Analyst Michael A. Plodwick cut Firstar to "hold" from "buy" and slashed his 1997 earnings estimate to $2, from $2.10, and his 1998 estimate to $2.20, from $2.40.
"The earnings picture is not as bright for Firstar as when we recommended it in the first week of January," said Mr. Plodwick. "The stock price is fairly valued given the fundamental outlook."
He pointed out that shares of the $19.8 billion-asset bank appreciated 10% last week and hit its 52-week high of $37.062 on Friday. This year the stock is up 41%, versus the 36% year-to-date return of Salomon Brothers' 50-bank model, he said.
Firstar shares fell 43.7 cents, to $36.625, on a day when bank stocks surged.
For the past three quarters, Firstar has failed to match analysts' earnings estimates. The company's restructuring program, "Firstar Forward," which was created to help the bank strengthen its efficiency ratio, has proved disappointing.
"Results of their restructuring program were supposed to be evident in the second half of the year. Now they're saying it won't be evident until the first quarter or second quarter of next year," Mr. Plodwick said.
Mr. Plodwick joined the growing ranks of analysts who say the company's best future is as a merger target.
Donaldson, Lufkin Jenrette Inc. and Friedman, Billings Ramsey & Co. downgraded the company in August, citing similar problems.
"We don't recommend stocks solely on takeover value, but the longer there are earnings difficulties, the odds go up that they could be acquired," said Mr. Plodwick.
Potential acquirers include First Chicago NBD Corp., Banc One Corp., Norwest Inc., U.S. Bancorp, National City Corp., ABN Amro NV, and National Bank of Australia, he said.
Others on Wall Street agree that it is just a matter of time before the bank is taken out.
ABN Amro Chicago Corp. analyst James Schutz - who has a "buy" on Firstar-acknowledged its difficulties but said that "a number of buyers would be interested in the company because it has a premiere franchise."
Mr. Schutz pointed out that Firstar has a fairly sizable market share in the Midwest and a strong asset management group with "an outstanding reputation."
The analyst estimated that investors could earn a premium of 20% to 25% in a sale.
Analyst Katrina Blecher of Gruntal & Co. also believes that Firstar is ripe for plucking, particularly by U.S. Bancorp.
"Acquisitions happen in spurts," said Ms.
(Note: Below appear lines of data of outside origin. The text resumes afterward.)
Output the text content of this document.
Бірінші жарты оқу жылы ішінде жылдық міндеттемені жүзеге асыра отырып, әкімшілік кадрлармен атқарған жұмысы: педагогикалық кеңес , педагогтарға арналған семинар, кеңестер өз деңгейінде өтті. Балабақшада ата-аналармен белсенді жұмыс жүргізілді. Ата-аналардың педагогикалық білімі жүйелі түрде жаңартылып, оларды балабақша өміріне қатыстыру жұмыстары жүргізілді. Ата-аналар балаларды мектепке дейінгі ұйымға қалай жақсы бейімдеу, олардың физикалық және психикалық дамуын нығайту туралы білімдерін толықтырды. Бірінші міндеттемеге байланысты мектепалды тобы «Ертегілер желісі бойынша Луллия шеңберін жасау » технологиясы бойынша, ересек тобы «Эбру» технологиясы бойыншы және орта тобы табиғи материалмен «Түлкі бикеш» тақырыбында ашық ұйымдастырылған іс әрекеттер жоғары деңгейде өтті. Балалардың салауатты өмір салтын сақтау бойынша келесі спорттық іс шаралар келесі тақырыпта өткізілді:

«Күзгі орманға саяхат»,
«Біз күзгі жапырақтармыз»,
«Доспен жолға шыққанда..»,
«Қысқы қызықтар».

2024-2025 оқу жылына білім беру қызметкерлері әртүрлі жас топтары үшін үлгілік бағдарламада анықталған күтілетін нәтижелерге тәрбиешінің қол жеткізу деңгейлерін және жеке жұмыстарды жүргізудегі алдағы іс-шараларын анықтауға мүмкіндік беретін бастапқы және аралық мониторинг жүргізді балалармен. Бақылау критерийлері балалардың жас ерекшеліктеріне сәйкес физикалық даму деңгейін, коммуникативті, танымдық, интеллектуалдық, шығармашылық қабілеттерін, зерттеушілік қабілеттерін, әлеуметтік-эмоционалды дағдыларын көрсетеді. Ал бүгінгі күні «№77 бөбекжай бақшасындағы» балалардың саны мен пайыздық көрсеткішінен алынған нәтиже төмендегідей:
Blecher. "Banc One is still busy digesting First USA; U.S. Bancorp's last acquisition was long enough ago that (it is) probably looking again."
However, some critics are so weary of the company's lackluster performance that they believe returns would be marginal if it were acquired.
Firstar "cut too much too fast, so that it has hurt fundamentally," said one source, who asked not to be identified.
The Milwaukee bank is "trading at a premium," the source said. "This company is not like Barnett Banks Inc.; there is no hidden gem in Firstar. If they were to be taken out, the upside is maybe 10%. It's not worth it."